Court allows Florida tribe to continue online betting


The judges refused to intervene West Flagler Associates v. Haaland on the third. (Phil Roeder via Flickr)

The U.S. Supreme Court on Tuesday refused to overturn a federal appeals court ruling that would have allowed a Native American tribe in Florida to bet on online sports. In an unsigned summary judgment, the justices rejected a request by two Florida casinos to stay a decision by the US Court of Appeals for the District of Columbia Circuit while the casinos seek Supreme Court review.

Chief Justice Brett Kavanaugh wrote the court’s decision to deny the casino’s request. Kavanaugh agreed with the decision not to set aside the DC Circuit’s ruling, but emphasized that the court order’s impact is limited.

The federal law at the center of the controversy is the Indian Regulatory Gaming Act, which was enacted in 1988 to regulate gambling on tribal lands. Under IGRA, when tribes want to offer casino games and sports betting, they must enter into an agreement, known as a compact, with their state. The federal secretary of the interior must approve the compact; if they do not act within 45 days, they are considered legal.

In 2021, Florida and the Seminole tribe reached an agreement that would allow the tribe to offer online betting to anyone in Florida – not just tribal nations. Deb Haaland, Secretary of the Interior in the Biden administration, did not act on the compact, so it went into effect in August 2021.

Days later, two brick-and-mortar casinos near the tribal-run casino went to federal court, challenging Haaland’s decision to approve the deal. The casinos said that, under the IGRA, compacts can accept games on national borders. They also argued that the agreement violates federal law by allowing online sports betting, and that it violates the Constitution’s guarantee of equal treatment by allowing the tribe to offer online sports betting where others could face criminal charges for doing so.

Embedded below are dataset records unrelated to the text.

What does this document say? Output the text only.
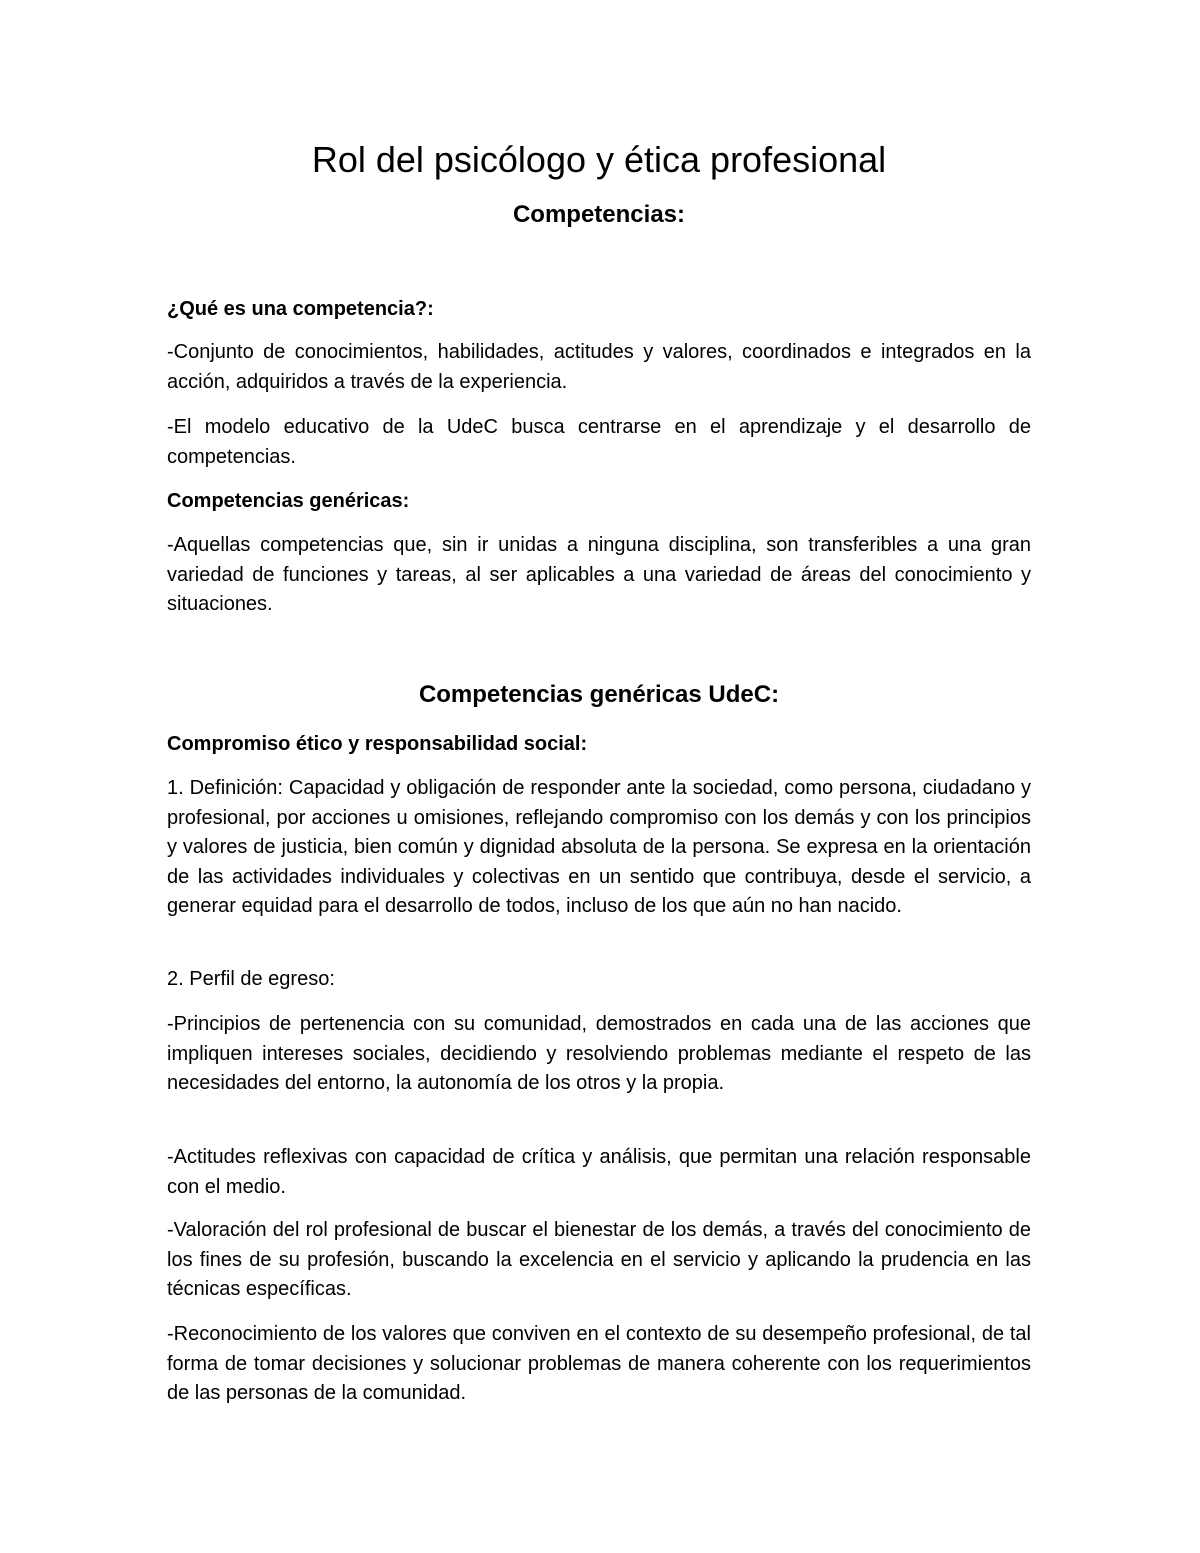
Rol del psicólogo y ética profesional
Competencias:

¿Qué es una competencia?:

-Conjunto de conocimientos, habilidades, actitudes y valores, coordinados e integrados en la acción, adquiridos a través de la experiencia.

-El modelo educativo de la UdeC busca centrarse en el aprendizaje y el desarrollo de competencias.

Competencias genéricas:

-Aquellas competencias que, sin ir unidas a ninguna disciplina, son transferibles a una gran variedad de funciones y tareas, al ser aplicables a una variedad de áreas del conocimiento y situaciones.

Competencias genéricas UdeC:

Compromiso ético y responsabilidad social:

1. Definición: Capacidad y obligación de responder ante la sociedad, como persona, ciudadano y profesional, por acciones u omisiones, reflejando compromiso con los demás y con los principios y valores de justicia, bien común y dignidad absoluta de la persona. Se expresa en la orientación de las actividades individuales y colectivas en un sentido que contribuya, desde el servicio, a generar equidad para el desarrollo de todos, incluso de los que aún no han nacido.

2. Perfil de egreso:

-Principios de pertenencia con su comunidad, demostrados en cada una de las acciones que impliquen intereses sociales, decidiendo y resolviendo problemas mediante el respeto de las necesidades del entorno, la autonomía de los otros y la propia.

-Actitudes reflexivas con capacidad de crítica y análisis, que permitan una relación responsable con el medio.

-Valoración del rol profesional de buscar el bienestar de los demás, a través del conocimiento de los fines de su profesión, buscando la excelencia en el servicio y aplicando la prudencia en las técnicas específicas.

-Reconocimiento de los valores que conviven en el contexto de su desempeño profesional, de tal forma de tomar decisiones y solucionar problemas de manera coherente con los requerimientos de las personas de la comunidad.
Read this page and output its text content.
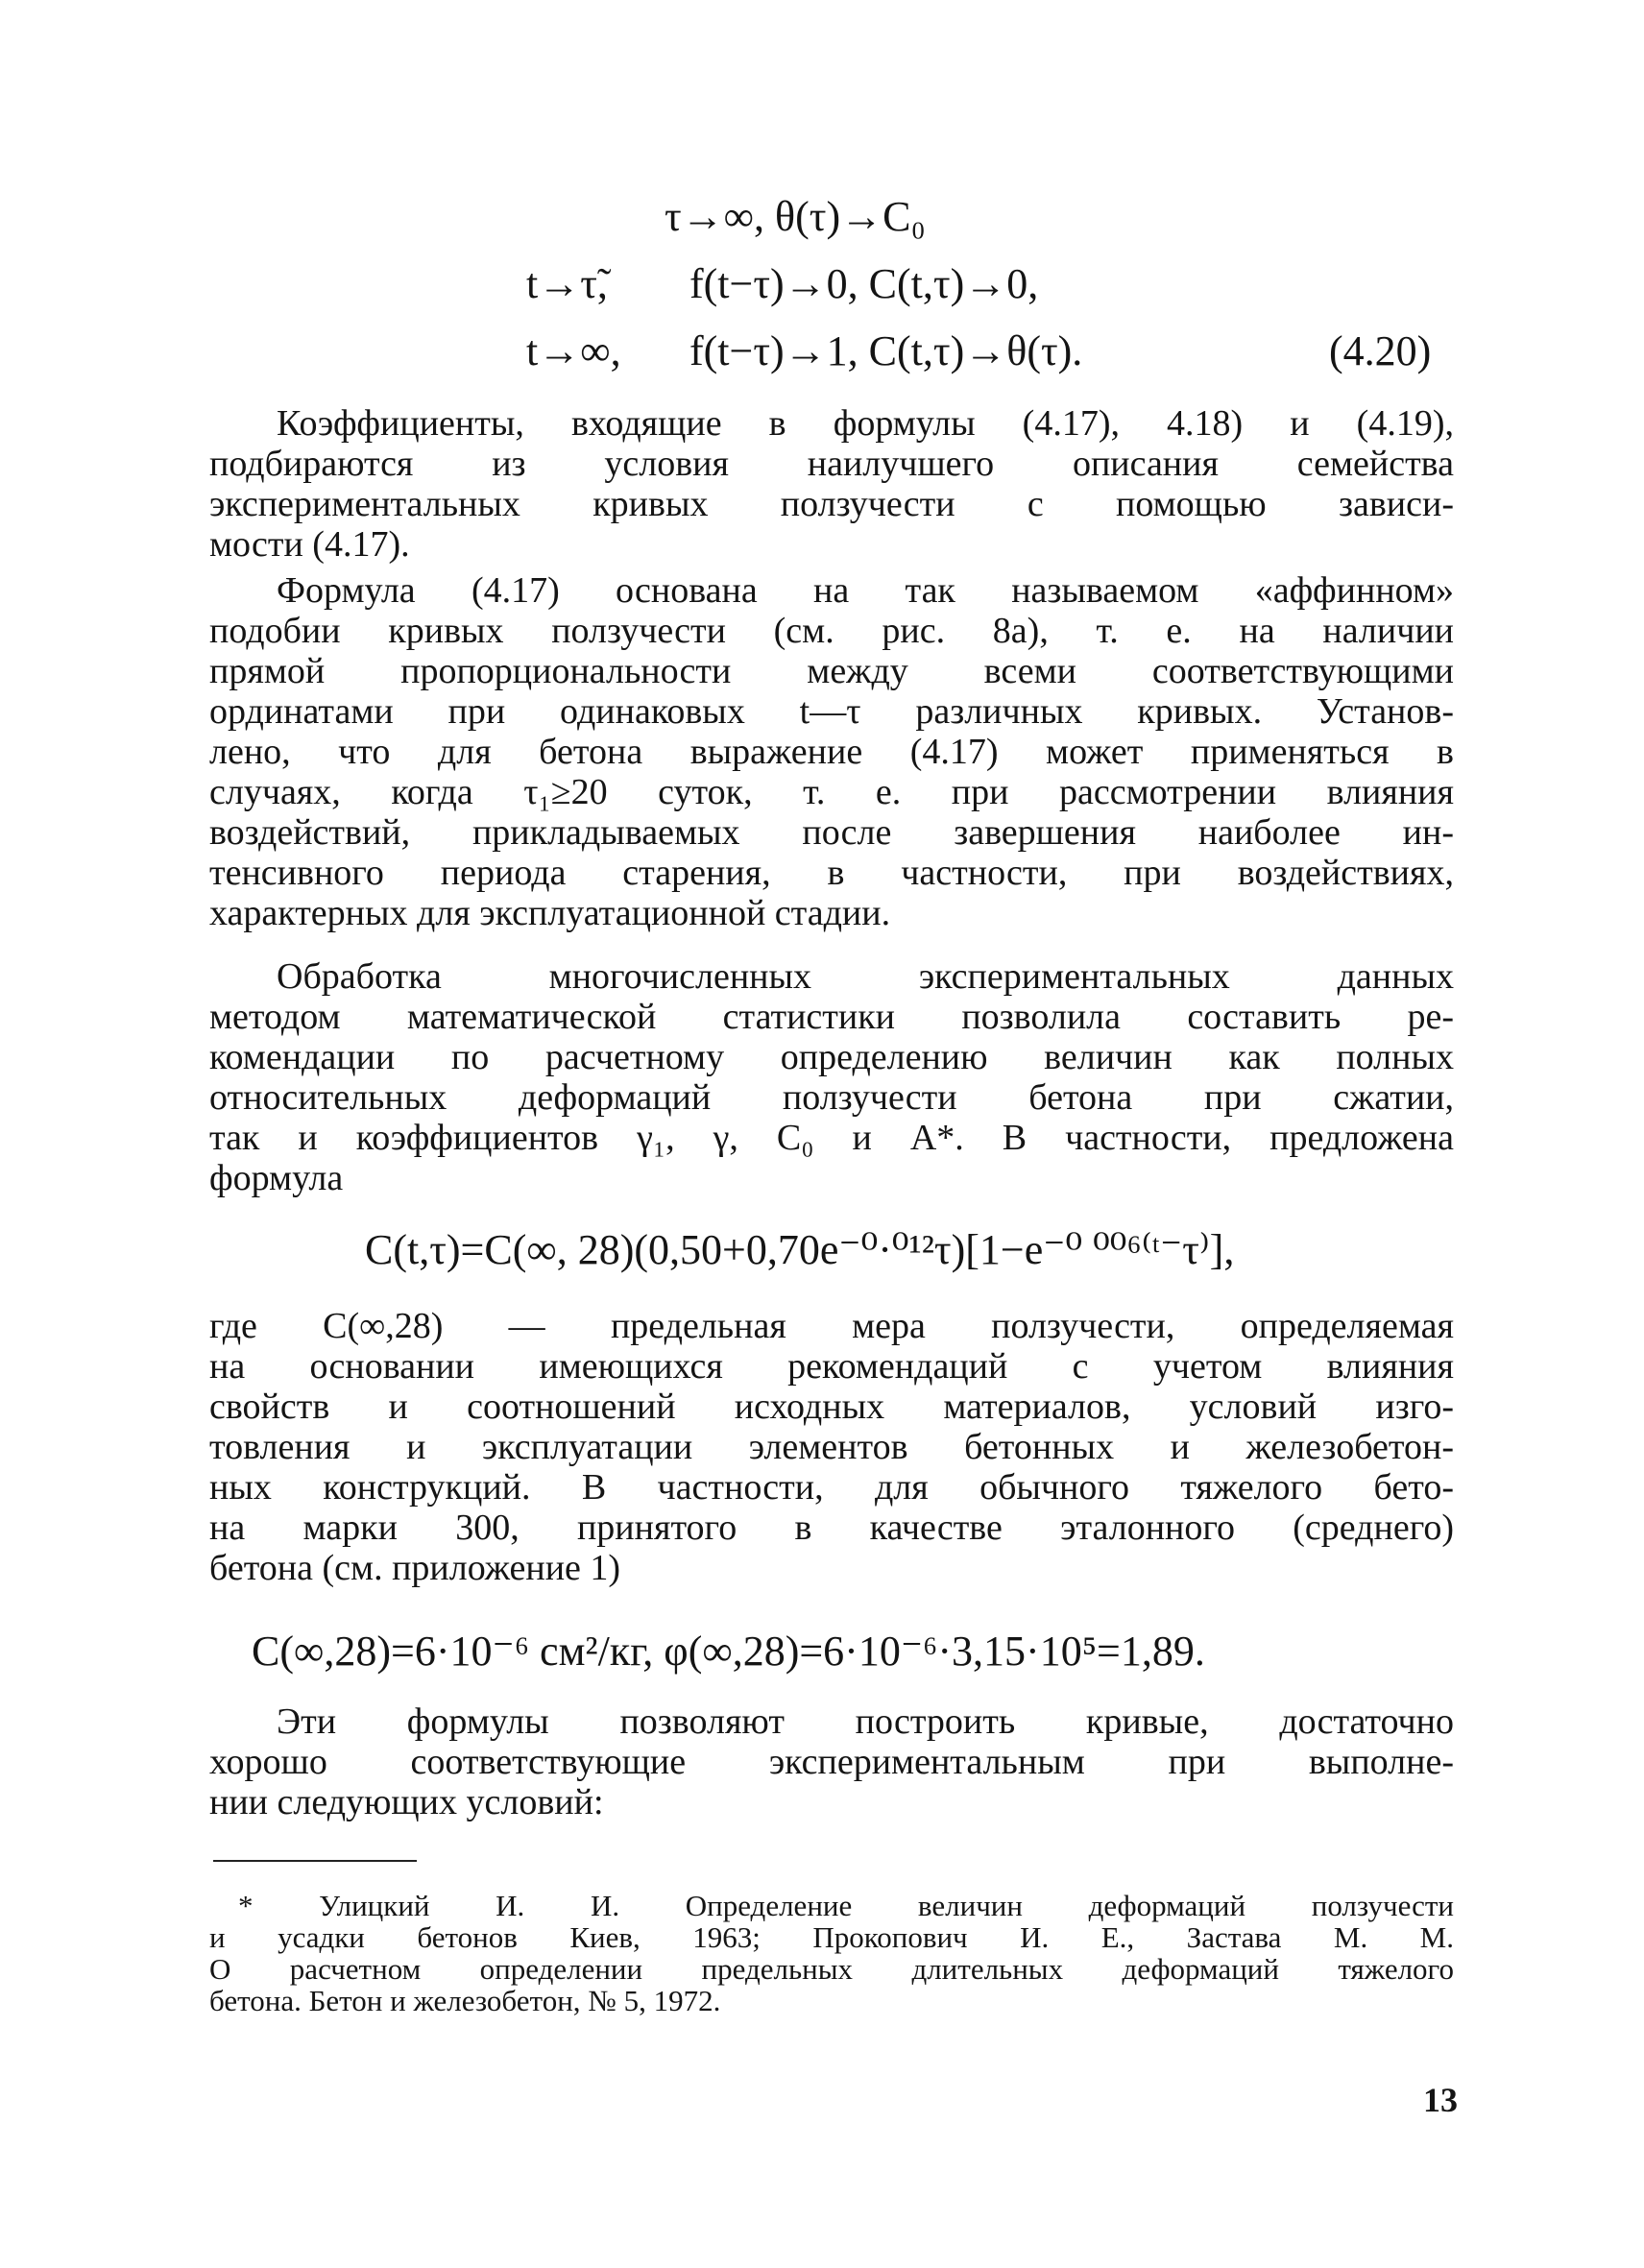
τ→∞, θ(τ)→C₀
t→τ̃, f(t−τ)→0, C(t,τ)→0,
t→∞, f(t−τ)→1, C(t,τ)→θ(τ).	(4.20)
Коэффициенты, входящие в формулы (4.17), 4.18) и (4.19),
подбираются из условия наилучшего описания семейства
экспериментальных кривых ползучести с помощью зависи-
мости (4.17).
Формула (4.17) основана на так называемом «аффинном»
подобии кривых ползучести (см. рис. 8а), т. е. на наличии
прямой пропорциональности между всеми соответствующими
ординатами при одинаковых t—τ различных кривых. Установ-
лено, что для бетона выражение (4.17) может применяться в
случаях, когда τ₁≥20 суток, т. е. при рассмотрении влияния
воздействий, прикладываемых после завершения наиболее ин-
тенсивного периода старения, в частности, при воздействиях,
характерных для эксплуатационной стадии.
Обработка многочисленных экспериментальных данных
методом математической статистики позволила составить ре-
комендации по расчетному определению величин как полных
относительных деформаций ползучести бетона при сжатии,
так и коэффициентов γ₁, γ, C₀ и A*. В частности, предложена
формула
C(t,τ)=C(∞, 28)(0,50+0,70e⁻⁰·⁰¹²τ)[1−e⁻⁰ ⁰⁰⁶⁽ᵗ⁻τ⁾],
где C(∞,28) — предельная мера ползучести, определяемая
на основании имеющихся рекомендаций с учетом влияния
свойств и соотношений исходных материалов, условий изго-
товления и эксплуатации элементов бетонных и железобетон-
ных конструкций. В частности, для обычного тяжелого бето-
на марки 300, принятого в качестве эталонного (среднего)
бетона (см. приложение 1)
C(∞,28)=6·10⁻⁶ см²/кг, φ(∞,28)=6·10⁻⁶·3,15·10⁵=1,89.
Эти формулы позволяют построить кривые, достаточно
хорошо соответствующие экспериментальным при выполне-
нии следующих условий:
* Улицкий И. И. Определение величин деформаций ползучести
и усадки бетонов Киев, 1963; Прокопович И. Е., Застава М. М.
О расчетном определении предельных длительных деформаций тяжелого
бетона. Бетон и железобетон, № 5, 1972.
13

US District Judge Dabney Friedrich granted the casinos’ request to set aside Haaland’s consent to the deal. He said Haaland would have rejected the deal because it breached IGRA by allowing sports betting from outside “Indian countries”.

In a June 30 opinion, the D.C. Circuit reversed Friedrich’s decision and reinstated the contract. It explained that while the IGRA only allows compacts to sanction the game in tribal countries, it does not prevent compacts from dealing with other issues, including non-tribal games. “Whether it is legal for a bettor to bet from non-tribal areas within Florida may be a matter for the state courts, but it is not” a question for the appeals court, the three judges concluded.

The casinos came to the Supreme Court on Oct. 6, asking the justices to stay the DC Circuit’s decision. They told the judges that if they didn’t intervene, there would be “hundreds, maybe millions, of bettors who are violating federal and state laws before this Court has the opportunity to explain the merits” of the case.

But United States Attorney Elizabeth Prelogar, representing Haaland, argued that the DC Circuit had only held that the agreement gave the tribe the power to conduct sports gambling on tribal lands; it did not (as the casino admitted in a Florida Supreme Court filing) admit that the game was legal anywhere else in the state. And casinos can’t say for sure they’ll be harmed if the Supreme Court doesn’t intervene, Prelogar added, as he waited two years before going to state court.

In an unsigned brief Wednesday afternoon, the justices denied the casinos’ request to stay the D.C. Circuit’s decision. There were no public objections recorded.

In a two-paragraph statement, Kavanaugh agreed that the casinos’ petition should be denied because, as the D.C. Circuit made clear, the agreement only allowed gambling on tribal lands. If the company approved another gambling operation in the state, he continued, it “could be in violation” of IGRA. And if federal law allows a tribe to gamble outside of tribal lands, Kavanaugh added, while prohibiting others from doing the same, it could raise “serious” constitutional questions based on recent Supreme Court rulings on racial profiling in college. acceptable. But the legality of the federal law is not before the judges, Kavanaugh concluded, and the Florida Supreme Court is currently considering issues related to the law.